PONTE VEDRA BEACH, Fla. – The most overrated player, at least according to a recent player poll, outdueled arguably the game’s most little-known player and the undisputed most complex player to win the PGA Tour’s biggest title.
Not bad for a tournament virtually devoid of the type of leaderboard that normally makes headlines heading into Sunday’s final turn.
A day that began with more questions then answers with 30 players within five strokes of the lead ended with an exclamation point that could be heard all the way to South Florida.
Rickie Fowler, who along with Ian Poulter was voted the game’s most overrated player in a recent player poll on Golf.com, rallied from three strokes down to begin Sunday at The Players with a bold stretch to finish his round and what could only be described as a brash performance in a playoff that stretched to dusk.
“Going into the playoff, it was almost like nothing to lose,” said Fowler, who defeated Sergio Garcia and Kevin Kisner on the fourth extra hole with his sixth birdie of the week on the iconic 17th hole. “I was out of the golf tournament through 12 holes today, and we managed to fight our way back in.”
Fowler began his charge with a birdie at the 13th hole in regulation, although he said it was a clutch par at No. 12 that set things in motion. He would play the Stadium Course’s final six holes in 6 under par, including an eagle at No. 16, to grab the clubhouse lead.
After that he watched and waited. He waited for more than an hour as potential challengers ebbed and flowed before two (Garcia and Kisner) matched his total and two (Ben Martin and Bill Haas) came up just short.
At one point it appeared officials would have to go with a split-tee start for the playoff. There hadn’t been this much uncertainty in Ponte Vedra Beach since the Tour initiated testing for performance-enhancing drugs in 2008.
In the first aggregate, three-hole playoff in Players history, Fowler and Kisner birdied the second overtime hole (No. 17) and finished tied at 1 under par, a stroke clear of Garcia.
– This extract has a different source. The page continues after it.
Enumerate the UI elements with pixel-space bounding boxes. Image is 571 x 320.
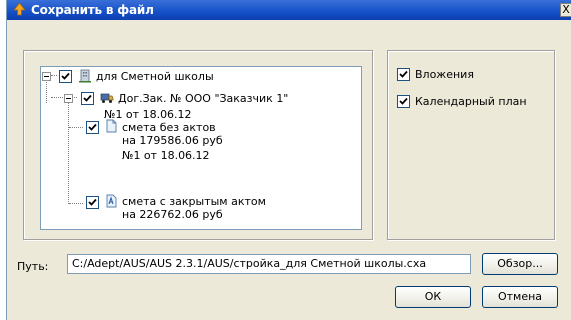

At the first sudden-death playoff hole (No. 17) Fowler hit his tee shot to 4 feet and converted the birdie putt for his second Tour victory in his 142nd career start.
That’s three tee shots at No. 17 all within 7 feet for birdie ... in the same day.
Not bad for a guy who received 24 percent of the vote as the game’s most overrated player, a dig that fueled Fowler, who was already trending in an impressive direction.
Although Fowler had been reluctant to dwell publicly on the poll this week, when asked if he thought it gave his man extra motivation, caddie Joe Skovron conceded the obvious, “I’m sure it did. It’s always going to.”
The victory moved Fowler into the top 10 in the Official World Golf Ranking and sets the table for a potential “Big Three” in golf with Jordan Spieth and Rory McIlroy fresh off similarly high-profile victories.
Kisner’s climb will not be nearly as meteoric, but his runner-up showing will elevate the little-known player’s status beyond golf circles. In the last month he’s played six playoff holes in 2 under par and is 0-for-2 in that stretch.
At last month’s RBC Heritage, Kisner birdied the first extra hole against Jim Furyk but lost that overtime frame with a par at the second.
“[Fowler] was 8 under in the last 10 holes?” Kisner asked. “That’s pretty good. Feel like what I did at Hilton Head and still didn’t win. Golf is a hard and cruel game.”
There was no need to remind Garcia of that truth.
For the week, El Nino battled through two putting grips and two different putters, one of which ended up in the garbage can, but came up short in his quest for his second Players title.
For a time, it appeared Garcia had finally been saved by his putting, a line your scribe never thought we would pen, with a 43-footer for birdie at No. 17 to move to 12 under. To put that in context, his longest putt for his previous 70 holes had been 27 feet.
But in the playoff, the Spaniard missed from 16 feet, 38 feet and 18 feet and had no interest in silver linings following his near miss.
“It’s just, that’s the way it is,” said Garcia, who closed with a 68. “Some days you feel better with the game, some days you don’t.”
It’s a unique level of perspective that Fowler could relate to. Characterized in some circles for a perceived lack of toughness and an inability to “close,” he turned to swing coach Butch Harmon in December 2013 and was the only player to finish in the top five in each of the four majors in 2014.
Still, the questions persisted and seemed to reach a crescendo as word spread about the player poll. Although Fowler has never shied away from the media spotlight, the 26-year-old seemed uncomfortable with the narrative. There is, after all, no easy way to deny being overrated without sounding overrated.
That is, until Sunday.
“I laughed at the poll,” Fowler said Sunday at TPC Sawgrass. “If there was any question, I think this right here [Players trophy] answers anything you need to know.”
He also solidified all one needs to know about The Players. Historically the Tour’s grand soiree has been won by the player who fist-pumps last on the 17th hole. The only difference this year is it took three trips to the island green.